Bu köşe; kalemim aracılığı ile bütün arkadaşlarım, dostlarım, yazan, konuşan herkesin duyguları için var. Çünkü ben yazmaya başlarken her konuda, sevinçte, kederde, sıkıntılarda tüm bildiğim, duyduğum, bana iletilen söylenen her konuyu okuyucularımla paylaşacağım demiştim. Bu günkü konum hepimizin hissettiği infial. Yanlış mı kullanıyorum diye Uludağ sözlüğe girdim, okudum. Sözlük şöyle açıklıyor anlamını ( 1) şok olma derecesinde üzülmek, içerlemek (2) kızgınlık duyma durumunda ifade söz ( 3) halk arasında oluşturulan bir şey ( 4) dış sebeplere bağlı hareket (5) kitlesel buhrandır, arzu edilmeyen sonuçlar doğurabilir.

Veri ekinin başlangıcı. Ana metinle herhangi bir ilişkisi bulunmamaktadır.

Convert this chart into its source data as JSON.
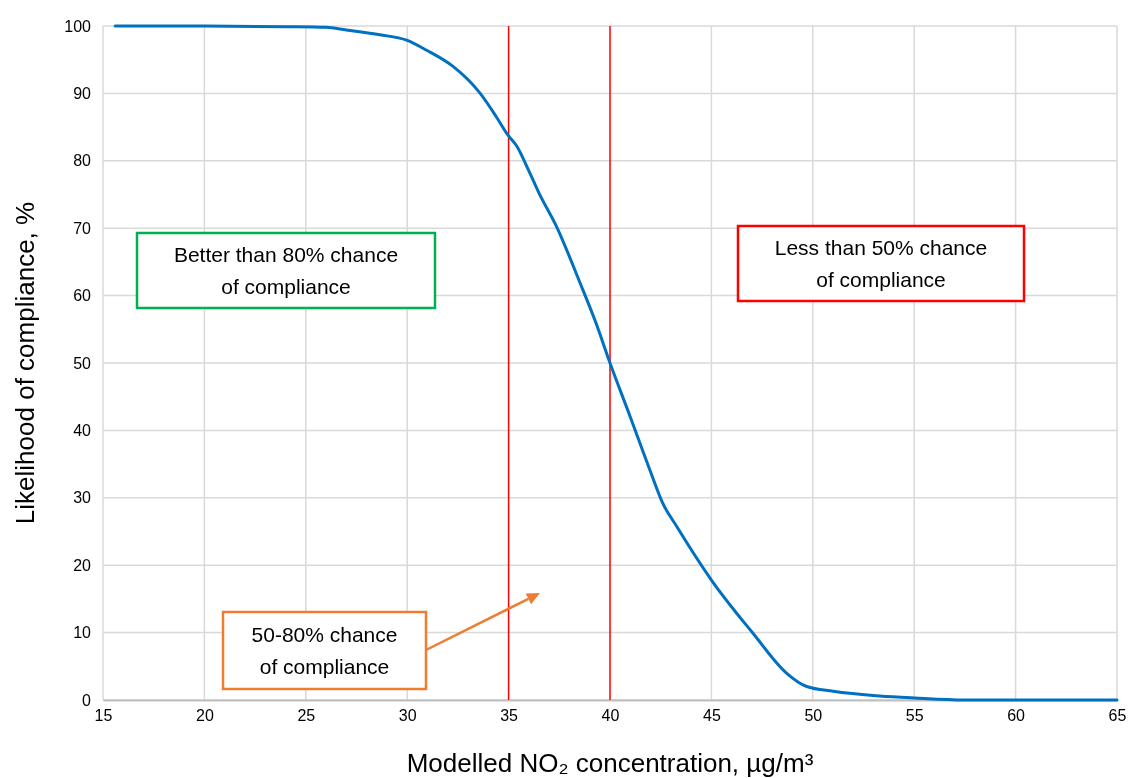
{
  "chart_data": {
    "type": "line",
    "xlabel": "Modelled NO₂ concentration, µg/m³",
    "ylabel": "Likelihood of compliance, %",
    "xlim": [
      15,
      65
    ],
    "xticks": [
      15,
      20,
      25,
      30,
      35,
      40,
      45,
      50,
      55,
      60,
      65
    ],
    "ylim": [
      0,
      100
    ],
    "yticks": [
      0,
      10,
      20,
      30,
      40,
      50,
      60,
      70,
      80,
      90,
      100
    ],
    "grid": true,
    "series": [
      {
        "color": "#0070c0",
        "x": [
          15.6,
          20,
          24,
          26,
          27,
          28.65,
          29.97,
          30.96,
          32.26,
          33.6,
          34.4,
          34.97,
          35.4,
          36,
          36.5,
          37.37,
          38.52,
          39.3,
          40,
          41,
          41.97,
          42.6,
          43.3,
          45,
          47.05,
          48.7,
          49.7,
          51,
          53.3,
          55,
          57.5,
          60,
          65
        ],
        "values": [
          100,
          100,
          99.9,
          99.8,
          99.4,
          98.7,
          97.9,
          96.4,
          94,
          90,
          86.5,
          83.8,
          82.2,
          78.5,
          75.2,
          70.2,
          61.9,
          56,
          50,
          42,
          34.1,
          29.2,
          25.7,
          17.8,
          9.9,
          4,
          2,
          1.3,
          0.6,
          0.3,
          0,
          0,
          0
        ]
      }
    ],
    "ref_lines": [
      {
        "axis": "x",
        "value": 35,
        "color": "#ff0000"
      },
      {
        "axis": "x",
        "value": 40,
        "color": "#ff0000"
      }
    ],
    "annotations": [
      "Better than 80% chance\nof compliance",
      "Less than 50% chance\nof compliance",
      "50-80% chance\nof compliance"
    ]
  }
}
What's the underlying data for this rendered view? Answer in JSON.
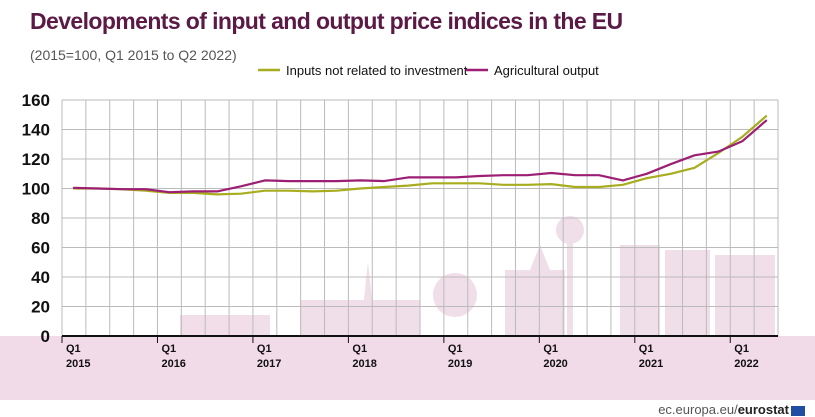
{
  "header": {
    "title": "Developments of input and output price indices in the EU",
    "subtitle": "(2015=100, Q1 2015 to Q2 2022)"
  },
  "footer": {
    "source_site": "ec.europa.eu/",
    "source_brand": "eurostat"
  },
  "colors": {
    "inputs": "#a8ad1f",
    "output": "#9c1f74",
    "title": "#5b1a45",
    "band": "#f2dbe9",
    "grid": "#bbbbbb"
  },
  "chart_data": {
    "type": "line",
    "title": "Developments of input and output price indices in the EU",
    "subtitle": "(2015=100, Q1 2015 to Q2 2022)",
    "x": [
      "Q1 2015",
      "Q2 2015",
      "Q3 2015",
      "Q4 2015",
      "Q1 2016",
      "Q2 2016",
      "Q3 2016",
      "Q4 2016",
      "Q1 2017",
      "Q2 2017",
      "Q3 2017",
      "Q4 2017",
      "Q1 2018",
      "Q2 2018",
      "Q3 2018",
      "Q4 2018",
      "Q1 2019",
      "Q2 2019",
      "Q3 2019",
      "Q4 2019",
      "Q1 2020",
      "Q2 2020",
      "Q3 2020",
      "Q4 2020",
      "Q1 2021",
      "Q2 2021",
      "Q3 2021",
      "Q4 2021",
      "Q1 2022",
      "Q2 2022"
    ],
    "x_tick_labels": [
      {
        "quarter": "Q1",
        "year": "2015"
      },
      {
        "quarter": "Q1",
        "year": "2016"
      },
      {
        "quarter": "Q1",
        "year": "2017"
      },
      {
        "quarter": "Q1",
        "year": "2018"
      },
      {
        "quarter": "Q1",
        "year": "2019"
      },
      {
        "quarter": "Q1",
        "year": "2020"
      },
      {
        "quarter": "Q1",
        "year": "2021"
      },
      {
        "quarter": "Q1",
        "year": "2022"
      }
    ],
    "yticks": [
      "160",
      "140",
      "120",
      "100",
      "80",
      "60",
      "40",
      "20",
      "0"
    ],
    "ylim": [
      0,
      160
    ],
    "grid": true,
    "legend_position": "top-right",
    "series": [
      {
        "name": "Inputs not related to investment",
        "color": "#a8ad1f",
        "values": [
          100,
          100,
          99.5,
          98.5,
          97,
          97,
          96,
          96.5,
          98.5,
          98.5,
          98,
          98.5,
          100,
          101,
          102,
          103.5,
          103.5,
          103.5,
          102.5,
          102.5,
          103,
          101,
          101,
          102.5,
          107,
          110,
          114,
          124,
          135,
          149
        ]
      },
      {
        "name": "Agricultural output",
        "color": "#9c1f74",
        "values": [
          100.5,
          100,
          99.5,
          99.5,
          97.5,
          98,
          98,
          101.5,
          105.5,
          105,
          105,
          105,
          105.5,
          105,
          107.5,
          107.5,
          107.5,
          108.5,
          109,
          109,
          110.5,
          109,
          109,
          105.5,
          110,
          116.5,
          122.5,
          125,
          132,
          146
        ]
      }
    ]
  }
}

Anlatmak istediklerimiz için tam isabet. 
***
Şöyle yazıyor bir arkadaşım, Yeter artık Yeterrrr...
Yeter! Gidin artık, kabus gibi çöktünüz üstümüze yıllardır. Şu hale bak. 40 günde 56 insan evladı şehit. Ne için? Yıllarca din sömürüsü yapıp, başörtüsü deyip, makarna dağıtıp oyları topladınız; okullarda andımızı yasakladınız. Taksim'de yeşili koruyan onlarca genci öldürdünüz, sakat bıraktınız. Medyayı ele geçirdiniz. Aydınları, komutanları yıllarca hapiste süründürdünüz. Kadına şiddet, kadın ölümleri devrinizde % 100 arttı. İnsanların en temel hakkı olan sosyal medyadaki fikir özgürlüklerini korku ve baskı politikasıyla bastırdınız. Halkı sindirdiniz. Ekonomi desen; batan Yunanistan'dan daha kötü.
Ha neymiş otobanlar yapılmış, şehit cenazeleri daha çabuk evlerine yollansın diye mi?
***
Bütün ulusal kanallarda ucuz diziler, beyin uyuşturan saçma sapan evlilik programları, günde 18 saat yayında tekrar, tekrar. Atam için canımı veririm, ben topraklarında büyüdüğüm Türk, Kürt, Alevi, Musevi, Ermeni kardeşlerimle el ele okul sıralarında oturduğum memleketimi geri istiyorum. Ben bir sabah uyandığımda barış dolu kardeşin kardeşe kırdırılmadığı, şehit analarının haykırmadığı bir Türkiye'ye uyanmak istiyorum. 
Yüce Rabbimden duacıyım, inşallah halkım artık uyanır derin uykudan sandıkta verir cevabı. 
Bilinçli sağduyulu bu güzel ülkemde iç savaş çıkmasına izin vermeden aydınlık yarınlar ümidiyle el ele. 
***
Bunlar halkın konuşup paylaştığı. İstanbul Müftüsü Rahmi Varan, "Ölenlerin ailesi bağırmasın yoksa cennete girme şansı olmaz" demiş. Bu İslam dinindeki en büyük günahlardan biri olan "şirk koşmak". Kimin cennete gideceğini Allah bilir, müftü efendi değil! Şehit cenazeleri için yeni Türkiye Büyük Millet Meclisi tatilde. Politikacısı oy peşinde, ekonomisi bitik, halkı bunalımda, gençleri tabutta. 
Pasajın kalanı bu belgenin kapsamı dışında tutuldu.